Ты любила касаться пальцем моих родинок, которыми усыпано лицо, любила наблюдать за мной во время сна, любила переплетать наши пальцы, любила целовать мои скулы, любила, когда я просыпался с улыбкой, любила, когда у меня было игривое настроение, любила, когда я смотрел на тебя, любила то, как я наблюдал за тобой, любила моё ворчание,любила мой запах, любила меня.

И ты любила вишню.

И я любил тебя.

Любил, как ты улыбалась мне. Только мне. Любил, как ты ворчишь, надувая пухлые щечки. Любил, когда ты давала мне отпор, когда сражалась с моим раздражением.

Ты терпела мои эмоциональные вспышки. Ты умела понять меня без слов. Могла успокоить, привести в порядок одним касанием и…

Вот. Я опять начинаю. Эти чертовы воспоминания, понимаешь, Черри? Я не могу без них. Они — часть меня. Ты часть меня. До сих пор, Чарли.

До сих пор я просыпаюсь с ощущением пустоты. Тебя нет рядом. И больше никогда не будет.

Тебя нет.

Чарли.

Я разрушаю себя, Черри. Разрушаю тем, что думаю о тебе.

Я должен, вынужден „избавиться от тебя в себе“.

Уверен, ты сама бы этого хотела. Хотела, чтобы я отпустил тебя, чтобы я смог, но это трудно. Это тяжелее, чем кажется. Тяжелее, чем осознать, что время не стоит, оно не остановилось, я всё ещё жив, но не ощущаю этого, не принимаю этот факт.

Я давно нормально не спал. Сплю по два часа в сутки. А то и меньше, Черри. Сейчас час ночи. Я сижу на кровати в пустой квартире и пишу этот бред, потому что мне это нужно, как воздух. Необходимо говорить об этом. Мне нужно спастись. Мне нужна ты.

И я не ел.
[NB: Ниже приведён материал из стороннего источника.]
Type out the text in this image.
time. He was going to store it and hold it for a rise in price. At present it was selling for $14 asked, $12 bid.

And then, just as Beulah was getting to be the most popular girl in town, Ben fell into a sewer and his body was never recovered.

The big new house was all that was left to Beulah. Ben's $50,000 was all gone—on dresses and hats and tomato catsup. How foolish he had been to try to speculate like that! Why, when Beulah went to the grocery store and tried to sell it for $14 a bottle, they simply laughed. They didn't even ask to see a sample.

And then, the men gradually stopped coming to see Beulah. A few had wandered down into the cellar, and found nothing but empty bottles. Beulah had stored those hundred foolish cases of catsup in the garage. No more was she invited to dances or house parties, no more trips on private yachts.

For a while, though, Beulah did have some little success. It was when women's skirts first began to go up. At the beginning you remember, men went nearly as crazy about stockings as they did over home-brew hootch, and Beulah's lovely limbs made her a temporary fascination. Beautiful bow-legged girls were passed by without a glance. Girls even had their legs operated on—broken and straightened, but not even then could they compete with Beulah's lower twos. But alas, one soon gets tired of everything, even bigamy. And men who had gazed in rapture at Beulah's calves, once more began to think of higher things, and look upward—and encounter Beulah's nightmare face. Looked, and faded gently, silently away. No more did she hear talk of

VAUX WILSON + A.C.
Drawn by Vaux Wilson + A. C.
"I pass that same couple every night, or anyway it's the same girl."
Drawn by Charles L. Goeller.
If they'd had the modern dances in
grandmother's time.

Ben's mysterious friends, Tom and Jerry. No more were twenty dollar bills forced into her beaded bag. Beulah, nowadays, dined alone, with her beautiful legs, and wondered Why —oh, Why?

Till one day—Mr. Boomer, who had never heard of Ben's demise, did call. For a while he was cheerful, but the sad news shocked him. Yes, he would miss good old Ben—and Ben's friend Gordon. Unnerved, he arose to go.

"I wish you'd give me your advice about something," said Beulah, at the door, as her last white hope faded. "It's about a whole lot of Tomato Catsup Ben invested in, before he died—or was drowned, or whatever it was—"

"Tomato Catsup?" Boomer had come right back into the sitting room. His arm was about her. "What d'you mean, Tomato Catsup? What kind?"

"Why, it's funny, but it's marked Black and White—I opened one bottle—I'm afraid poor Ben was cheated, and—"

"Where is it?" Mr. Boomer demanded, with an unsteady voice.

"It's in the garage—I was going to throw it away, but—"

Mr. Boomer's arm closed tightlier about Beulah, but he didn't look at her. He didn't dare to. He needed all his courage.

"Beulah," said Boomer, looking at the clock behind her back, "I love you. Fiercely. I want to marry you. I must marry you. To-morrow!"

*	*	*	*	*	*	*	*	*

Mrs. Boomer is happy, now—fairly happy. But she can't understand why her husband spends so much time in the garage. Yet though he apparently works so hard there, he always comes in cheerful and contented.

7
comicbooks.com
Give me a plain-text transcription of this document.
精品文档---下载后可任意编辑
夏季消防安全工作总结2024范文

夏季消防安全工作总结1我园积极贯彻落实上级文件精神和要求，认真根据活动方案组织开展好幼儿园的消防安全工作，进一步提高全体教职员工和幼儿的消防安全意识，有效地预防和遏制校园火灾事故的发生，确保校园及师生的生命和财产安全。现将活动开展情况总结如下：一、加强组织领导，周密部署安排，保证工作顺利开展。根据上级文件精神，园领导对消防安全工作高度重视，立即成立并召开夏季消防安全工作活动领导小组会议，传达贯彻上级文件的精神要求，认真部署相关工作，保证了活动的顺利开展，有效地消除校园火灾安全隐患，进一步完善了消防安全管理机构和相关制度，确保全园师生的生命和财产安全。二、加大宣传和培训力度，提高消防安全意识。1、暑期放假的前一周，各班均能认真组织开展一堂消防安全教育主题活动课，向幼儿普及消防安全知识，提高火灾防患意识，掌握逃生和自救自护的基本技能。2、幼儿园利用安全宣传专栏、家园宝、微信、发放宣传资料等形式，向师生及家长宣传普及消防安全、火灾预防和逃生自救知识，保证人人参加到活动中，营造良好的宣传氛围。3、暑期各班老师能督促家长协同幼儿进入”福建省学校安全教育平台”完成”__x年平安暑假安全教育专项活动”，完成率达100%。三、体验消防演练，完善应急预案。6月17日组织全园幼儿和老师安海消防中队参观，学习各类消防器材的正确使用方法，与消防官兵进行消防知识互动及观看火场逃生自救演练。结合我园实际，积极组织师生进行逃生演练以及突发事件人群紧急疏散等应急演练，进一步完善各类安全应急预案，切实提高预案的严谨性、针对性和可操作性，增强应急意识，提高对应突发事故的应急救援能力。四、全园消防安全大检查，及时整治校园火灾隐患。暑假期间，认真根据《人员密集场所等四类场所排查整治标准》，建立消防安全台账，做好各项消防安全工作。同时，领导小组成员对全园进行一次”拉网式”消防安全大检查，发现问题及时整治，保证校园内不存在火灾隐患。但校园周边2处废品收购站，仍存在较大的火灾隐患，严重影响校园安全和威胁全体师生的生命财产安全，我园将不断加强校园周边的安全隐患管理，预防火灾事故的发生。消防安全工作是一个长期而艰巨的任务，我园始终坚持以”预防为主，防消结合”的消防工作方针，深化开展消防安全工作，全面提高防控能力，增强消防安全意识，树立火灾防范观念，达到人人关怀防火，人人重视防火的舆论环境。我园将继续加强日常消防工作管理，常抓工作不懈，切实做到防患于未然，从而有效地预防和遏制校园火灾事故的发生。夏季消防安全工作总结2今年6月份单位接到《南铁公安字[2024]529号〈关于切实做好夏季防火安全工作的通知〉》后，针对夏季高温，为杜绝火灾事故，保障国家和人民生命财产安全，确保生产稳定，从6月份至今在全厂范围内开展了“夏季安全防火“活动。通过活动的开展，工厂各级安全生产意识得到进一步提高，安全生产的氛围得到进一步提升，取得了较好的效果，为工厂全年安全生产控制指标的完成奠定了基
Сегодня, кажется, не ел. И вчера. Только пью воду и курю.

Черри, я давно не выпивал. Последний раз был той ночью. Помнишь? Когда я ушёл. Тогда напился. Не смог попасть к тебе, Чарли, хотя, если бы не тратил время на тех ублюдков, то мог бы успеть.

Но я не успел.

Прости меня.

Господи, Чарли, умоляю, прости, я не успел. Я не могу жить с этим. Я должен был приехать. Я… Слишком много „я“, да? Так как это всё я. Я — проблема. Я мог успеть, черт возьми.

Прости меня, пожалуйста. Я никогда и ни за что не чувствовал такой боли, такой жажды умолять. Но мне никогда не узнать, простила ты меня или нет. Поэтому я буду писать тебе. Всё это время буду. Рвать тетради и начинать заново, ведь я должен знать.

Пожалуйста, прости.

Прости. Прости, прости.

простипростипростипростипростипростипростипростипрости

Прости меня.

Я должен отпустить тебя. Но буду вечно жить с грузом.

Нет, не смогу. Ни дня не протяну.

Что мне делать? Мне нужен выход, нужна помощь. Что мне делать? Что делать? Чарли, что мне делать?

Что делать? Мне не избежать очередного внутреннего сражения. С самим собой.

Я должен.

Я должен сказать тебе то, чего не говорил, когда ты была со мной.

Но уже поздно.

Поэтому говорю лишь „прощай“.

Прощай, Чарли.

***

Лондон.

23 декабря 2015 года.

В этом году зима пришла раньше, чем обычно. Улицы Лондона не покрыты белыми сугробами, да и холод не такой сильный. Скоро Рождество. И атмосфера в городе изменилась, деревья, дома украшены яркими гирляндами, запах пряности разносит морозный ветер по широкой улице. Ночь давно опустилась, но люди не спешили возвращаться в теплые квартиры.

Белый пар облаками уносится вверх, когда она приоткрывает губы, немного опуская пальцами ткань вязаного шарфа. Наблюдает серо-голубыми глазами, как пар растворяется в воздухе, после чего слабо улыбается, поморщив носик.

— Ты меня не слышала? — он грубо натягивает шарф ей на лицо, игнорируя её тихое возмущение:

— Прекрати, я тебе не ребенок, — вновь опускает ткань, глубоко дыша носом, но корчится, начиная чихать.

— Моя вина, что ты заболела прямо перед Рождеством? — парень недовольно ворчит, поднося к губам стакан с горячим кофе.

Они стояли на торговой улице, которая была красиво украшена. Здесь довольно многолюдно, в воздухе витают разные запахи, которые помогают в полной мере ощутить приближение семейного праздника.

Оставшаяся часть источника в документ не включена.